To report a case of refractory JIA uveitis treated with infliximab, illustrating the importance of flare measurements in the detection of incomplete response and in infliximab dose optimization.
Restrospective review of a case file.
BMF, female, caucasian, developed arthritis of the right ankle at 3 years of age, followed 3 months later by arthritis of the 3rd, 4th and 5th left hand proximal interphalangeal joints and 4th right foot interphalangeal joint. She was classified as an anti-nuclear antibodies negative, rheumatoid factor negative polyarticular JIA, responding well to non steroidal anti-inflammatories and methotrexate (MTX) 10 mg/m2/wk, and achieving complete remission after 6 months of treatment. At the 9th month after diagnosis, bilateral anterior uveitis was diagnosed, thereafter recurring 3-4 times/year over the next 4 years, despite increasing MTX to 15 mg/m2/wk. Switching to cyclosporin added unnaceptable side effects with no ocular improvement. At the 5th year after diagnosis (2009), she developed right knee arthritis and was started on etanercept, with articular remission but no ocular improvement. 6 months later, she was switched to adalimumab, with no ocular benefit. After 4 months (2010), she was switched to infliximab 4.4 mg/kg/6/6 weeks, developing uveitis remission. By then, best corrected visual acuity (BCVA) remained 20/50 in each eye due to cataracts, and there were multiple posterior synecheae and band keratopathy. During the next 2 years no anterior chamber cells were detected and flare remained stable at 2+ in each eye, but BCVA gradually declined until 20/200 due to worsening cataracts. A closer follow-up with flaremeter measurements revealed a recurring wave-like pattern of intraocular inflammation with a minimum value of 538 phot/msec on the 2nd week of infliximab and a maximal value on the sixth week of 615 phot/msec. A trial of topical prednisolone acetate managed to further decrease the flare to a minimum of 490 phot/msec on the 2nd week of infliximab, confirming inadequate intra-ocular inflammation control.

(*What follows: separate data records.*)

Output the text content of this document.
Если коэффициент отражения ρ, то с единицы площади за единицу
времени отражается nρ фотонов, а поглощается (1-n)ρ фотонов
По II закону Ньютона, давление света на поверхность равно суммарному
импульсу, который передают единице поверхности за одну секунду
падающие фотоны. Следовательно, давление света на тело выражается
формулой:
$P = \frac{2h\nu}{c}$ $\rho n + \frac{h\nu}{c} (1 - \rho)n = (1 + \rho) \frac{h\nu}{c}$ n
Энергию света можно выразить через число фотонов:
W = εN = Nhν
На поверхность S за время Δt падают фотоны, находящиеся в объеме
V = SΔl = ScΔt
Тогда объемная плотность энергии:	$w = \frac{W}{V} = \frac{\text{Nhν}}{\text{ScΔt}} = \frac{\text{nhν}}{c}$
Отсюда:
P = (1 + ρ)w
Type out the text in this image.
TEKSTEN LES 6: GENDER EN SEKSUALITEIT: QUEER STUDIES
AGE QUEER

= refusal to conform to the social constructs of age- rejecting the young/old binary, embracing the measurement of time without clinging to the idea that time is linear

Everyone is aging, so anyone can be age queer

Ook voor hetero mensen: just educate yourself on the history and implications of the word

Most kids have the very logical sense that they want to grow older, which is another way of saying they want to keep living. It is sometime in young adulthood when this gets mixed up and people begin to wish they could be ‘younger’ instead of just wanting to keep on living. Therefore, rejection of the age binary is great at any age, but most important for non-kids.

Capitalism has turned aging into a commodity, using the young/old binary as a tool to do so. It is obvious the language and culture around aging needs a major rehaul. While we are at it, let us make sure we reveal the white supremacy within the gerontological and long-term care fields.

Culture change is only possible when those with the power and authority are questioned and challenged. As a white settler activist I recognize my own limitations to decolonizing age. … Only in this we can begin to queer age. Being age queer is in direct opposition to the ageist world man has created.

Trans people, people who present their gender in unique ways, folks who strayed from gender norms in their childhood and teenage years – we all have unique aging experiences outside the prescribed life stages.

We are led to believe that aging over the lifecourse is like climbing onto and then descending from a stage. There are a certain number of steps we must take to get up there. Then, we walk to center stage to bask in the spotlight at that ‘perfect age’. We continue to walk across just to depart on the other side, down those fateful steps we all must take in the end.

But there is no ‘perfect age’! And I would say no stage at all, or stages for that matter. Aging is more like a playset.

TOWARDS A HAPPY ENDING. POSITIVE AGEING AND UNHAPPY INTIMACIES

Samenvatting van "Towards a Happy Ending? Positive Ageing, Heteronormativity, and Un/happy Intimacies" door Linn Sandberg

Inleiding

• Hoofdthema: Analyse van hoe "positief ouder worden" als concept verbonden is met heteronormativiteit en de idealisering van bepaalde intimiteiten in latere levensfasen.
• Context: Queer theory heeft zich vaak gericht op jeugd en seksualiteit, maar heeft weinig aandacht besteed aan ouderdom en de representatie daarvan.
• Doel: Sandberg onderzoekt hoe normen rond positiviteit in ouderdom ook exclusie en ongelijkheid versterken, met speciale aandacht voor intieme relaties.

Current biomicroscopic standards of grading intra-ocular inflammation are unsatisfactory for the follow-up of chronic refractory anterior uveitis. In these specific cases, mapping the intraocular inflammation with a more objective tool seems advantageous, revealing variations of intraocular inflammatory status otherwise undetected on biomicroscopy. This may prove useful for both the ophthalmologist and pediatric rheumatologist in refining the optimum therapeutic dose of biological agents.